The problem is that if the CMUCL binary is ELF you need to use an ELF
version of the linker (you can't use /usr/libexec/aout/ld).  If the
CMUCL binary is an aout version, you can't link ELF files.  But I
think the most recent CMUCL binary is ELF.
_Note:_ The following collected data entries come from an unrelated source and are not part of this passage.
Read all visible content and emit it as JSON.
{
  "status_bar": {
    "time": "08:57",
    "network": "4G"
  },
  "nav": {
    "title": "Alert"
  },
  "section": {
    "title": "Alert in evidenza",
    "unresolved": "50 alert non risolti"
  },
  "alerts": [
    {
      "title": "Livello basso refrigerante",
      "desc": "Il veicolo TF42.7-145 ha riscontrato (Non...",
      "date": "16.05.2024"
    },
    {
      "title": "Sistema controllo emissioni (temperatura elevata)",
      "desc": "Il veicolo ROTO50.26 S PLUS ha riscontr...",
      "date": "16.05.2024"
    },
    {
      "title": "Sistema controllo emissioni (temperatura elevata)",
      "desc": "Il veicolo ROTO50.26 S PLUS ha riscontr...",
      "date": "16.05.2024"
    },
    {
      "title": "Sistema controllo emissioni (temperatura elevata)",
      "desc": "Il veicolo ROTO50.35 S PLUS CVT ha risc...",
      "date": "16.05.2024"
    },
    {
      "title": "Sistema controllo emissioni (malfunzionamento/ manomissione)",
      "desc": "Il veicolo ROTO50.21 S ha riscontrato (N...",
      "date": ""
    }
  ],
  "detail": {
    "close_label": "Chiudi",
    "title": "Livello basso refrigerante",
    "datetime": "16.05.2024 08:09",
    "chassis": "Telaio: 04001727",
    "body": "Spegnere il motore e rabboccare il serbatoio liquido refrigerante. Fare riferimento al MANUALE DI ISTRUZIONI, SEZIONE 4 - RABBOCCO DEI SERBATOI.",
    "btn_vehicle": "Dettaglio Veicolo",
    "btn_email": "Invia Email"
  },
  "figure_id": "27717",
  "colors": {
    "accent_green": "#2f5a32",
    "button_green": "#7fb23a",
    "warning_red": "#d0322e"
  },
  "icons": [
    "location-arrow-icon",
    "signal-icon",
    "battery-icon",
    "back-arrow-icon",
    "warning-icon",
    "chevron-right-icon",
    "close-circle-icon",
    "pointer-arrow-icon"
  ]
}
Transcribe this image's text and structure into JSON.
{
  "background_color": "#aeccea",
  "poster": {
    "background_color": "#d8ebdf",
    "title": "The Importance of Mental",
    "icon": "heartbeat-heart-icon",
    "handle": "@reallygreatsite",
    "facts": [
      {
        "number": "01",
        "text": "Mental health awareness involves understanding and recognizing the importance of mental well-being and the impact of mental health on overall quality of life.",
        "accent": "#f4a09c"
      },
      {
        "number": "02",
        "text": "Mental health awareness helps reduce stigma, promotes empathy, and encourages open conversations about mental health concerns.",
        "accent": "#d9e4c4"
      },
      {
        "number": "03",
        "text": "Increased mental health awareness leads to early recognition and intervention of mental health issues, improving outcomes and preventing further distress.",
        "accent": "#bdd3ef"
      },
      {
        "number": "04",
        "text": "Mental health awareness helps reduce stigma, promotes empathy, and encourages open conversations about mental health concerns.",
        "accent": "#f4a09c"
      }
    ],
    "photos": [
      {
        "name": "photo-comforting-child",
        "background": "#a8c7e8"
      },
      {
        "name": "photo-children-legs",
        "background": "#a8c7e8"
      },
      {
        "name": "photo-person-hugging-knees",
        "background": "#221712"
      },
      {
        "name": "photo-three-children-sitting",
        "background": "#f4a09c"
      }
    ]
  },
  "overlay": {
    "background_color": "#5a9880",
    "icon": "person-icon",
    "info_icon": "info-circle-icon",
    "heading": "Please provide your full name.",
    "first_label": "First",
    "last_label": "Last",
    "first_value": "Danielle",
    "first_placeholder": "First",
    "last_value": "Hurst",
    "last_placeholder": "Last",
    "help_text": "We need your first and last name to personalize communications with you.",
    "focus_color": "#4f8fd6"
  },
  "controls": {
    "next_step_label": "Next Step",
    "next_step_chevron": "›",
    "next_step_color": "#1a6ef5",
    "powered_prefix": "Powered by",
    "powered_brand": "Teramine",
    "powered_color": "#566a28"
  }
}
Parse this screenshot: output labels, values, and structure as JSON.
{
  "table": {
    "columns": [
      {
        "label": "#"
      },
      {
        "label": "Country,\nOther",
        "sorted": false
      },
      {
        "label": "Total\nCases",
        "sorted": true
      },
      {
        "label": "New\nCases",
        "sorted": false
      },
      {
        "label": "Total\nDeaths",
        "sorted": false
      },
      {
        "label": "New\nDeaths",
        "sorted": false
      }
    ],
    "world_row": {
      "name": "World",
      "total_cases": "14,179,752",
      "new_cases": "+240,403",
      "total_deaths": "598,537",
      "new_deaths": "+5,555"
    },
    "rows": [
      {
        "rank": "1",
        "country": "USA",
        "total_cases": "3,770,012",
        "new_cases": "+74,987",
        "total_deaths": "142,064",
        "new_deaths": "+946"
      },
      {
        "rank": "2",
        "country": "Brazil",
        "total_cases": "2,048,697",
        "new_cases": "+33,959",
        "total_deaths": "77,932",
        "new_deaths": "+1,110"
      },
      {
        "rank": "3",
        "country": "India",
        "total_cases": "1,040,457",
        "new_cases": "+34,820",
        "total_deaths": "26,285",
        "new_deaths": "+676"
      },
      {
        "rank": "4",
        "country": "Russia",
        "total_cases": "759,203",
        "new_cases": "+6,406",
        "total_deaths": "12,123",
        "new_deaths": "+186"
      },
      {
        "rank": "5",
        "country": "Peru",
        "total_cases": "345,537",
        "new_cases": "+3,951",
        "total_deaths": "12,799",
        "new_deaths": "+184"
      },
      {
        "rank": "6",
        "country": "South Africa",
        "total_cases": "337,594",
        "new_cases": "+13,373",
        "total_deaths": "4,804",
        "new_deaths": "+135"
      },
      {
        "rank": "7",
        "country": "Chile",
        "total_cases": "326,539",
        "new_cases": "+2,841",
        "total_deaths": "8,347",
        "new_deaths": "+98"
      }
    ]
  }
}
If you want to try out my ELF version of foreign.lisp, I'll put it in

   ftp.csl.sri.com:/pub/users/gilham/foreign.lisp
and
   ftp.csl.sri.com:/pub/users/gilham/load-foreign.csh.elf


-- 
Fred Gilham                                      ······@csl.sri.com
I have over the years been viewed as a man of the left and a man of
the right, and the truth is that I've never put much stake in such
labels. But this I have learned: the left patrols its borders and
checks membership credentials ever so much more scrupulously, even
ruthlessly, than does the right.            -- Richard John Neuhaus
From: Frode Vatvedt Fjeld
Subject: Re: ld and foriegn functions in CMUCL
Date: 
Message-ID: <2hk8khjpyp.fsf@dslab7.cs.uit.no>
Fred Gilham <······@snapdragon.csl.sri.com> writes:

> ftp.csl.sri.com:/pub/users/gilham/load-foreign.csh.elf

I'd like to try it out, but it seems this file is not readable for the
public..

-- 
Frode Vatvedt Fjeld
From: Fred Gilham
Subject: Re: ld and foriegn functions in CMUCL
Date: 
Message-ID: <u7d7q911rw.fsf@snapdragon.csl.sri.com>
>I'd like to try it out, but it seems this file is not readable for the
>public..

Oops...should work now...

  ftp.csl.sri.com:/pub/users/gilham/load-foreign.csh.elf

-- 
Fred Gilham                                      ······@csl.sri.com
Telemarketer, n.  Someone who believes one of the most annoying and
	          offensive invasions of privacy make a customer
	          better disposed towards a company.
From: Martin Cracauer
Subject: Re: ld and foriegn functions in CMUCL
Date: 
Message-ID: <87m56f$mok$1@counter.bik-gmbh.de>
········@unm.edu (Gavin E. Gleason) writes:


>I'm having a hell of a time getting the load-foreign.csh to work in 
>CMUCL.  I'm on FreeBSD 3.1, and I'm using the release called 
>cmucl-18b.x86.freebsd22.tgz.  

You need to load a.out object files. Compile with -aout (or set
$OBJFORMAT=aout) and use the modified load-forign someone postet to
cmucl-imp (think it was Fred). You may have to install additional aout
support from the FreeBSD cd.

#!/bin/csh -fx

#ld -N -A $argv[1] -T $argv[2] -o $argv[3] $argv[5-]
/usr/libexec/aout/ld -N -A $argv[1] -T $argv[2] -o $argv[3] $argv[5-]

if ($status != 0) exit 1
ls -l $argv[3] > /dev/tty
size -aout $argv[3] > /dev/tty

#nm -gp $argv[3] > $argv[4]
nm -aout -gp $argv[3] > $argv[4]
if ($status != 0) exit 2

exit 0
-- 
%%%%%%%%%%%%%%%%%%%%%%%%%%%%%%%%%%%%%%%%%%%%%%%%%%%%%%%%%%%%%%%%%%%%%%%%
Martin Cracauer <········@bik-gmbh.de> http://www.bik-gmbh.de/~cracauer/
"Where do you want to do today?" Hard to tell running your calendar 
 program on a junk operating system, eh?